Katalanische Unabhängigkeitsbestrebungen: Aufstand wird zu Unordnung

Der Aufstandsparagraf wurde gegen die Organisatoren des katalanischen Referendums 2017 angewandt. Jetzt soll er abgeschafft werden.

Ministerpräsident Sanchez lächelt in die Kamera.

Kein Aufstand in Sicht: Spaniens Ministerpräsident Pedro Sánchez Foto: Piroschka van de Wouw/reuters

MADRID taz | Der umstrittene Aufstandsparagraph im spanischen Strafgesetzbuch verschwindet. Die Regierungskoalition aus Sozialisten und Linksalternativen unter Ministerpräsident Pedro Sánchez hat am Freitag ein Gesetzentwurf auf den Weg gebracht, der den „Aufstand“ durch „schwere öffentliche Unordnung“ ersetzen wird. Die Höchststrafe für Aufstand waren 15 Jahre Haft, für die „schweren Unruhen“ werden es nur noch fünf Jahre sein. Es gehe der Regierung darum, „das Delikt des Aufstandes durch einen Straftatbestand zu ersetzen, den andere europäische Demokratien ebenfalls kennen“, erklärt Sánchez.

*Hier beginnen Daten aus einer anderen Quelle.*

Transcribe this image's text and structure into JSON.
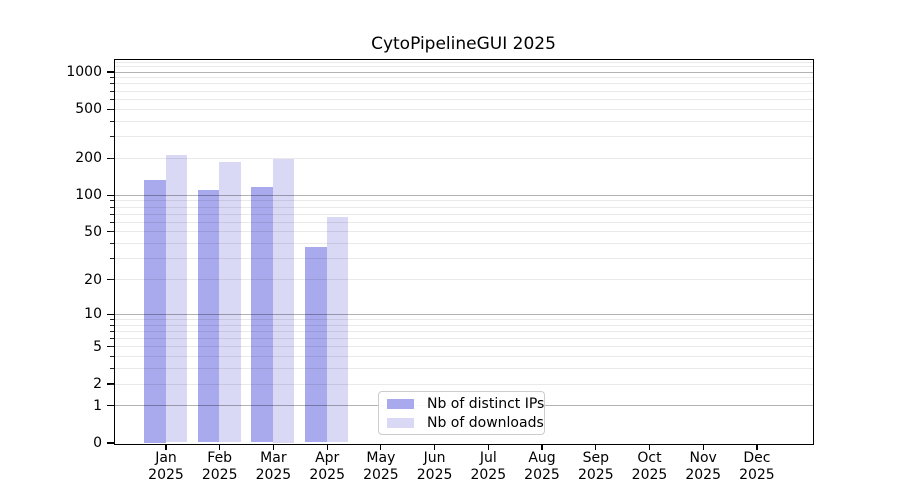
{
  "chart_data": {
    "type": "bar",
    "title": "CytoPipelineGUI 2025",
    "categories": [
      "Jan",
      "Feb",
      "Mar",
      "Apr",
      "May",
      "Jun",
      "Jul",
      "Aug",
      "Sep",
      "Oct",
      "Nov",
      "Dec"
    ],
    "year_label": "2025",
    "series": [
      {
        "name": "Nb of distinct IPs",
        "color": "#a9a9ee",
        "values": [
          133,
          110,
          115,
          37,
          0,
          0,
          0,
          0,
          0,
          0,
          0,
          0
        ]
      },
      {
        "name": "Nb of downloads",
        "color": "#d9d9f6",
        "values": [
          212,
          184,
          195,
          66,
          0,
          0,
          0,
          0,
          0,
          0,
          0,
          0
        ]
      }
    ],
    "yscale": "log1p",
    "yticks": [
      0,
      1,
      2,
      5,
      10,
      20,
      50,
      100,
      200,
      500,
      1000
    ],
    "major_grid_values": [
      1,
      10,
      100,
      1000
    ],
    "ylim": [
      0,
      1250
    ],
    "grid": "both",
    "legend_position": "lower center",
    "colors": {
      "major_grid": "#bdbdbd",
      "minor_grid": "#ebebeb",
      "axis": "#000000",
      "background": "#ffffff"
    }
  }
}
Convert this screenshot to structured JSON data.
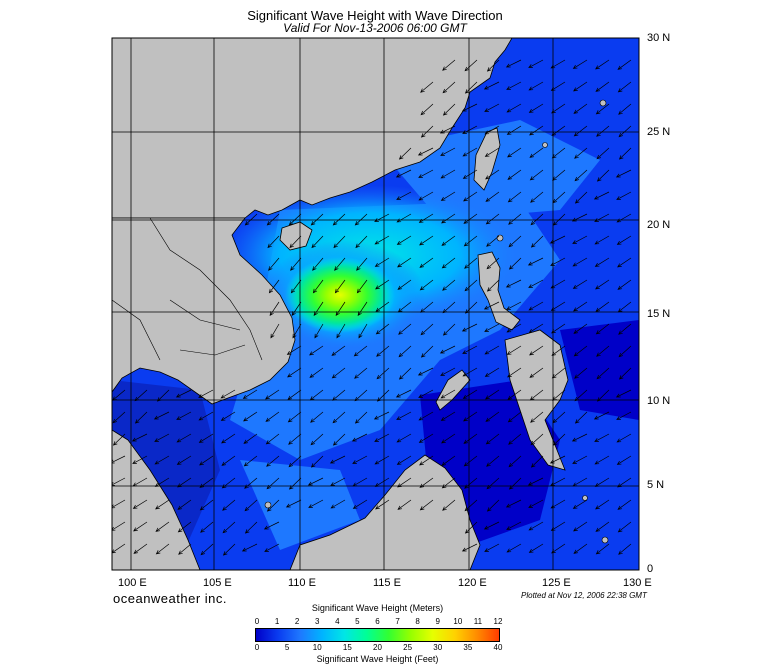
{
  "title": "Significant Wave Height with Wave Direction",
  "subtitle": "Valid For Nov-13-2006 06:00 GMT",
  "lat_labels": [
    "30 N",
    "25 N",
    "20 N",
    "15 N",
    "10 N",
    "5 N",
    "0"
  ],
  "lon_labels": [
    "100 E",
    "105 E",
    "110 E",
    "115 E",
    "120 E",
    "125 E",
    "130 E"
  ],
  "brand": "oceanweather inc.",
  "plotted": "Plotted at Nov 12, 2006 22:38 GMT",
  "colorbar": {
    "title_meters": "Significant Wave Height (Meters)",
    "title_feet": "Significant Wave Height (Feet)",
    "meter_ticks": [
      "0",
      "1",
      "2",
      "3",
      "4",
      "5",
      "6",
      "7",
      "8",
      "9",
      "10",
      "11",
      "12"
    ],
    "feet_ticks": [
      "0",
      "5",
      "10",
      "15",
      "20",
      "25",
      "30",
      "35",
      "40"
    ],
    "colors": [
      "#0000c8",
      "#0a3cf0",
      "#1e78ff",
      "#00b4ff",
      "#00e6e6",
      "#00ff96",
      "#32ff32",
      "#96ff00",
      "#e6ff00",
      "#ffd200",
      "#ff8c00",
      "#ff3c00"
    ]
  },
  "colors": {
    "land": "#c0c0c0",
    "deep_blue": "#0a3cf0",
    "grid": "#000000"
  }
}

Sánchez setzt damit ein Wahlversprechen um. Eine Mehrheit im Parlament gilt als sicher. Denn außer den beiden Parteien der Minderheitsregierung kann Sánchez mit den Stimmen nationalistischer Parteien aus dem Baskenland und Katalonien, sowie kleinerer linker Formationen rechnen.

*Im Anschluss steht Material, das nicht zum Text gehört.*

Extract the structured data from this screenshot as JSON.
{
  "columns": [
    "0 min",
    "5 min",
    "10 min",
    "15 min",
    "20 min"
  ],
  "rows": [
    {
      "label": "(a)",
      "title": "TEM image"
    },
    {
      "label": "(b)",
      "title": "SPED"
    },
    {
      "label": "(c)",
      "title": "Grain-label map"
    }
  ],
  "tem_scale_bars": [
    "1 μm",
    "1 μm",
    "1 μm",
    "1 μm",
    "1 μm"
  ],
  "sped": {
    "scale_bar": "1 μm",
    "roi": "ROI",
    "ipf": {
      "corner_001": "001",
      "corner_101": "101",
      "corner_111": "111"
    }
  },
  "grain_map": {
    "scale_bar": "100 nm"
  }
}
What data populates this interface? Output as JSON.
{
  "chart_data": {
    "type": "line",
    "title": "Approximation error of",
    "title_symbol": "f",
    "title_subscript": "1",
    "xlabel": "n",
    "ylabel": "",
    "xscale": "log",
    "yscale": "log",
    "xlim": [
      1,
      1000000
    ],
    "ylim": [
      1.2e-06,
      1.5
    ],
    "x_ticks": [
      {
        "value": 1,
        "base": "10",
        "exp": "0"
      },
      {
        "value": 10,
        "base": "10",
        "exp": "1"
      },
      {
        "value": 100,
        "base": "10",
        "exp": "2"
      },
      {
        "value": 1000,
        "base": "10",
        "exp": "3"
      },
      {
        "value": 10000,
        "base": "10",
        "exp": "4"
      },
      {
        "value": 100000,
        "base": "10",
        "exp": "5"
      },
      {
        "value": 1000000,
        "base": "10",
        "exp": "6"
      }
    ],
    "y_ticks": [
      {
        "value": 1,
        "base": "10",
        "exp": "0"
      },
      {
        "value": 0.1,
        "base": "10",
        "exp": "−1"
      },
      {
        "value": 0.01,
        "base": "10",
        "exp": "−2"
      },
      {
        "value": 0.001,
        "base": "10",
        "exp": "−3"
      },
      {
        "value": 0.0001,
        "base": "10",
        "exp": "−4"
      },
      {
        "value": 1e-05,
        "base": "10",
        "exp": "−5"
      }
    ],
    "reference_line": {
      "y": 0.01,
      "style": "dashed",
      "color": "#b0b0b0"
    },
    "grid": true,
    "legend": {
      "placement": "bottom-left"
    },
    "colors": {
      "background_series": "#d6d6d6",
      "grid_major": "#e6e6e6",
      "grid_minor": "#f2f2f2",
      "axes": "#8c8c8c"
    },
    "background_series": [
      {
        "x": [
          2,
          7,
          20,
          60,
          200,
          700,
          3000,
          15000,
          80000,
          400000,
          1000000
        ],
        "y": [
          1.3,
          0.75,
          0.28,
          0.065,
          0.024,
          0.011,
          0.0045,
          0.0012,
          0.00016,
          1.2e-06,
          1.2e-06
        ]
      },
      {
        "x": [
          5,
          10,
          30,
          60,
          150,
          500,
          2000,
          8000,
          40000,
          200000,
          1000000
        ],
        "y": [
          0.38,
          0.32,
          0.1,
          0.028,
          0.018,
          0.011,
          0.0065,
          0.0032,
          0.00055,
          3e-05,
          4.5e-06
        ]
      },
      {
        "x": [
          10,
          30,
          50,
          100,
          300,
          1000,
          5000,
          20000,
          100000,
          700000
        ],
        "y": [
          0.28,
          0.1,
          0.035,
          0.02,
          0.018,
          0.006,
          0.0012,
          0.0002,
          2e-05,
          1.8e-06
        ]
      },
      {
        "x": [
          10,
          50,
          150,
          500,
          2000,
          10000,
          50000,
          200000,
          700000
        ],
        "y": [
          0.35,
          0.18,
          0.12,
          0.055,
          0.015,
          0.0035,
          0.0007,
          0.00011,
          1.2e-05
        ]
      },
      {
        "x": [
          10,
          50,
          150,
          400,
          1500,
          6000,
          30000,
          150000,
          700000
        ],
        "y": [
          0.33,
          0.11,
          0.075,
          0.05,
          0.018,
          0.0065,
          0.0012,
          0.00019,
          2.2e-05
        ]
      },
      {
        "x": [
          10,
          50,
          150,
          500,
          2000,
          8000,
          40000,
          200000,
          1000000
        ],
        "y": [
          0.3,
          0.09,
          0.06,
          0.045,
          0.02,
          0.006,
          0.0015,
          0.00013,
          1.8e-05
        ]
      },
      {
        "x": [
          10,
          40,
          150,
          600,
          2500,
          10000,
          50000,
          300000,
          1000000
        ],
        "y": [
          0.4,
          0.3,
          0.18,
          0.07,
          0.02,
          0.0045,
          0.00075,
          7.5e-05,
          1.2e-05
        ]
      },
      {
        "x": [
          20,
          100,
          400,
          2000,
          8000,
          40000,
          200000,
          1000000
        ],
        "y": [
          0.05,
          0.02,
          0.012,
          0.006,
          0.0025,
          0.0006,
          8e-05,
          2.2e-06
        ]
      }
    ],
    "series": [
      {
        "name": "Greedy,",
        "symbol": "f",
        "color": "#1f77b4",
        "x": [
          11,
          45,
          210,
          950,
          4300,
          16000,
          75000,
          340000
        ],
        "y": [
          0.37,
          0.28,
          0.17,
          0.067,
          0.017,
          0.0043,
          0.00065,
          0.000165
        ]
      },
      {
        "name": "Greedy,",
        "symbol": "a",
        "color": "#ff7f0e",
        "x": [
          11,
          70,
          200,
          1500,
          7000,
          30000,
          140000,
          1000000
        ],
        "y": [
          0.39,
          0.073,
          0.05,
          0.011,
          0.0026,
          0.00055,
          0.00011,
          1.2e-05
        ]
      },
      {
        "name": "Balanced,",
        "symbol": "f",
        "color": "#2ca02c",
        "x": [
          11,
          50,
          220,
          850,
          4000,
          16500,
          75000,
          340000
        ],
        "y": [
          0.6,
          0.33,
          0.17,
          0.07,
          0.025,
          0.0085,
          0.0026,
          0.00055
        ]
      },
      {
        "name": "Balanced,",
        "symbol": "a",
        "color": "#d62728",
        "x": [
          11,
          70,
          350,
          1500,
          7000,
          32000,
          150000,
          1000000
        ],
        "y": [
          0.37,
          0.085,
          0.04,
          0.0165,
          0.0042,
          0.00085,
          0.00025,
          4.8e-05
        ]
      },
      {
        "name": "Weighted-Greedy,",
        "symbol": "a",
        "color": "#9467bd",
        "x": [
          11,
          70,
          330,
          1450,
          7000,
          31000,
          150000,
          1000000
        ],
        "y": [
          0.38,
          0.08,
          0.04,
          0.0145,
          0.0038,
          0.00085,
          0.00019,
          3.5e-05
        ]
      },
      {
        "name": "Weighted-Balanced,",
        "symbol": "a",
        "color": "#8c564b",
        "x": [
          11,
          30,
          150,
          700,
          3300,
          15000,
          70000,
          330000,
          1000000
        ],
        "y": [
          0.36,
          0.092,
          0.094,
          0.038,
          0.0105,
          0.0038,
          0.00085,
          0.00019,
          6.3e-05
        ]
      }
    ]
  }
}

2018 waren neun Unabhängigkeitspolitiker und -aktivisten aus Katalonien zu bis zu 13 Jahren wegen Aufstand und Veruntreuung verurteilt worden. Das Vergehen der mittlerweile Begnadigten: Sie hatten in ihrer nord-ost-spanischen Heimat am 1. Oktober 2017 trotz Verbot aus Madrid ein Unabhängigkeitsreferendum abgehalten. Bis auf wilde Polizeieinsätze gegen wartende WählerInnen blieb dies völlig friedlich. Dennoch wertete das Oberste Gericht den Wahltag als Aufstand.

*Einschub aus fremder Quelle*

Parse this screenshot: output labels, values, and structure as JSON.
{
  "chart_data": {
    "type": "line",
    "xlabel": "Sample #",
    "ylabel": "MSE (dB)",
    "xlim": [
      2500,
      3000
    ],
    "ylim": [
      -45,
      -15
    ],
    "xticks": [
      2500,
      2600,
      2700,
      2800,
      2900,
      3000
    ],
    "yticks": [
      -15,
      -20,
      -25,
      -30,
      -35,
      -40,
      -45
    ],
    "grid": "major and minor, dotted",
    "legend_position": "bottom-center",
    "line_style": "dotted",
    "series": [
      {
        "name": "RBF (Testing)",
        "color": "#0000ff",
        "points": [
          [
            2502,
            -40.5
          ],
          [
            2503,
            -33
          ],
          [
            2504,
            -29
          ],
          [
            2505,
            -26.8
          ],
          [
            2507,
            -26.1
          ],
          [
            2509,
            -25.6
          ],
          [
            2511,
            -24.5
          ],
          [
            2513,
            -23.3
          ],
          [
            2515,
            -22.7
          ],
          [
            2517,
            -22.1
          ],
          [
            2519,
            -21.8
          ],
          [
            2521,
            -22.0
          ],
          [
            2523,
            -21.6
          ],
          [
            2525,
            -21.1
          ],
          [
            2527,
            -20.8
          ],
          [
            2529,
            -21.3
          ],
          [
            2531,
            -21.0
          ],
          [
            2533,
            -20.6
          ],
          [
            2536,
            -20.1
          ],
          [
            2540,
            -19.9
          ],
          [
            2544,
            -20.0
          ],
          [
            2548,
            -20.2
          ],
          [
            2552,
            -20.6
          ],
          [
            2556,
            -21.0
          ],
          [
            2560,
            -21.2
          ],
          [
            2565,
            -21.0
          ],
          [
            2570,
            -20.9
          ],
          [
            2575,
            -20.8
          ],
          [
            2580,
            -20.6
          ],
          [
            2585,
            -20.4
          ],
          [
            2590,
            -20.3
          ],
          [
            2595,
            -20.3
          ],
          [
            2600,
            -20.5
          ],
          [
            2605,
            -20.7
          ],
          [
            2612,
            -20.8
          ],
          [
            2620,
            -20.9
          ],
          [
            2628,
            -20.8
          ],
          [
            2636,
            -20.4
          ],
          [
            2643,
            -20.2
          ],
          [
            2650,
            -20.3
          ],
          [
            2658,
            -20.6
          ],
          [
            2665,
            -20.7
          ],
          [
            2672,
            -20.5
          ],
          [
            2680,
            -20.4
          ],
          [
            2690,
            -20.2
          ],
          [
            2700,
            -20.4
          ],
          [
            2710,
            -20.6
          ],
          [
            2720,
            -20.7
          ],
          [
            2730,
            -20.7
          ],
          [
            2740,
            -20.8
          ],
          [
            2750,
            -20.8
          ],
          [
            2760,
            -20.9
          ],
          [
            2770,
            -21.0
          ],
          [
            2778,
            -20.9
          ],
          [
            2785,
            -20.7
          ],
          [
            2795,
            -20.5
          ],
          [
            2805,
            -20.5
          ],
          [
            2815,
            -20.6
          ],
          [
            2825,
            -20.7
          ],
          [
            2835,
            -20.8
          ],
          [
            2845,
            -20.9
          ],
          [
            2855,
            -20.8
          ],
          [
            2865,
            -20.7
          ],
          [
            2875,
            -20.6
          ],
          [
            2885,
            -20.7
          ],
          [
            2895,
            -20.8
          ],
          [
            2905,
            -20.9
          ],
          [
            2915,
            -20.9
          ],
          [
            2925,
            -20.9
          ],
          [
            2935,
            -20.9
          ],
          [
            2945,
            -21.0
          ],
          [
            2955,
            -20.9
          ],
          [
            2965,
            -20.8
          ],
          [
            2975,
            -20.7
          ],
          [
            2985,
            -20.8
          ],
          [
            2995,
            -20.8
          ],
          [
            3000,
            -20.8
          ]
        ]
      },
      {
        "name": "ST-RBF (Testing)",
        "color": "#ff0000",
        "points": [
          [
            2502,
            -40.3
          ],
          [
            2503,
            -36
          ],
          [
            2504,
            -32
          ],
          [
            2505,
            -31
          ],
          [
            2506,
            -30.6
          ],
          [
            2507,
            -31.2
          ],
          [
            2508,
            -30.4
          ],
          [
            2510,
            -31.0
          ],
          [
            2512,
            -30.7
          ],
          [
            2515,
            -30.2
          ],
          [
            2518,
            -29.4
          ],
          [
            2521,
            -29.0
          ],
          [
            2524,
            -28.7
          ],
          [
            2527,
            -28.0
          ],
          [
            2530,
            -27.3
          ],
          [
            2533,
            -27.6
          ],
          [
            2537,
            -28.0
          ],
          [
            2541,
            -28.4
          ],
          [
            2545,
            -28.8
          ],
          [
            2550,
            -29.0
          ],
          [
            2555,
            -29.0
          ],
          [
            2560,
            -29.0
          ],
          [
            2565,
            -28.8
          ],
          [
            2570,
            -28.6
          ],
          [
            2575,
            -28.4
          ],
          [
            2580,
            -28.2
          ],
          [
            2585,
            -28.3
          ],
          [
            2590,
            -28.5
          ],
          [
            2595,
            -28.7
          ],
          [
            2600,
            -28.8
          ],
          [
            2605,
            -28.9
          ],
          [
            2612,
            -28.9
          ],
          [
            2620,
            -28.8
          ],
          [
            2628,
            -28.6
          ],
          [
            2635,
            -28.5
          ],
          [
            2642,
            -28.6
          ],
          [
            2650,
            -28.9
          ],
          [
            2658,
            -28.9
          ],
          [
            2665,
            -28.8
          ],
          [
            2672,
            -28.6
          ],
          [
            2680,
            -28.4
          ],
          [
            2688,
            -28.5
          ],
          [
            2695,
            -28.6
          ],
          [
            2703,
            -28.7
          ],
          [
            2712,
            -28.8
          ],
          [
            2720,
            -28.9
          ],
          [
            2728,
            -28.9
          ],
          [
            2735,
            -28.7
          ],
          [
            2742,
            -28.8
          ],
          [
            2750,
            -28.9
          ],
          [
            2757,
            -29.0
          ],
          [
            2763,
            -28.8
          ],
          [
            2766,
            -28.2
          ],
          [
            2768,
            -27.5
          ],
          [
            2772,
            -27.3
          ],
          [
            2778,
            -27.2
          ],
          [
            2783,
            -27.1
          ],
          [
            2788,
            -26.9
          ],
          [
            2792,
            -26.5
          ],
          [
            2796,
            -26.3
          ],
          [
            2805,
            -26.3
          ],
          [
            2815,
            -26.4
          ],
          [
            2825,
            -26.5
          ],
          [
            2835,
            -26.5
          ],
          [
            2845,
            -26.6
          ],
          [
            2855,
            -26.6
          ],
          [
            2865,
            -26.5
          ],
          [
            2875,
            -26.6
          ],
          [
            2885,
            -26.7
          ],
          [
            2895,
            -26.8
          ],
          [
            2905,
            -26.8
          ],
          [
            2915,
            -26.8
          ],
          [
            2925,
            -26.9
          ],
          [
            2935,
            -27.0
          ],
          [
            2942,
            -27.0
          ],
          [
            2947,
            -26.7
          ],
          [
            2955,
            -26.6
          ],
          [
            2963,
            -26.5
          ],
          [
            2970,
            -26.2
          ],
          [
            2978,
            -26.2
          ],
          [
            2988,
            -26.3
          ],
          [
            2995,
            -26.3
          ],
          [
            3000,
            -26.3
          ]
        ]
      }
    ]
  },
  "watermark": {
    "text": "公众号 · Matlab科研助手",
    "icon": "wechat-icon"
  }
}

Im restlichen Europa stieß dies bei den Juristen auf Unverständnis. Mehrere Politiker, die den Weg ins Exil angetreten hatten, werden von der spanischen Justiz wegen eben jenes vermeintlichen Aufstandes mit europäischem Haftbefehl gesucht, darunter der einstige Präsident der katalanischen Regierung Carles Puigdemont, der in Brüssel lebt und einen Sitz im Europaparlament innehat. Sowohl deutsche als auch belgische, schottische und schweizer Richter lehnten eine Auslieferung der Beschuldigten ab. Einen Aufstand wollten sie einfach keinen ausmachen.

Die rechtsextreme VOX nennt Sánchez „Verräter“

Die Reaktion auf die Gesetzreform in der rechten Opposition fällt heftig aus. Alberto Nuñez Feijóo, Chef der stärksten Oppositionspartei wirft Sánchez „historische Verantwortungslosigkeit“ vor, er würde „seine politischen Interessen über die Spaniens“ stellen. Soll heißen, Sánchez ändere das Gesetz, um sich die Unterstützung der Katalanen bei der anstehenden Haushaltsabstimmung zu sichern.

Die rechtsextreme VOX – drittstärkste Partei im spanischen Parlament – geht noch einen Schritt weiter und beschimpft den Ministerpräsidenten gar als „Verräter“. Und für die rechtsliberalen Ciudadanos hat Sánchez „keinerlei Skrupel“.

In Katalonien stößt die Reform auf geteilte Meinungen. Sie sei ein Schritt „den Konflikt zu entjustizieren“ – also aus den Gerichten zurück auf die politische Ebene zu bringen – erklärt der katalanische Regierungschef Pere Aragonès von der Republikanischen Linken Kataloniens (ERC). Er will auf Madrid zugehen und verhandeln. Sein Ziel ist ein erneutes Referendum in beiderseitigem Einverständnis. Sánchez lehnt dies allerdings strikt ab.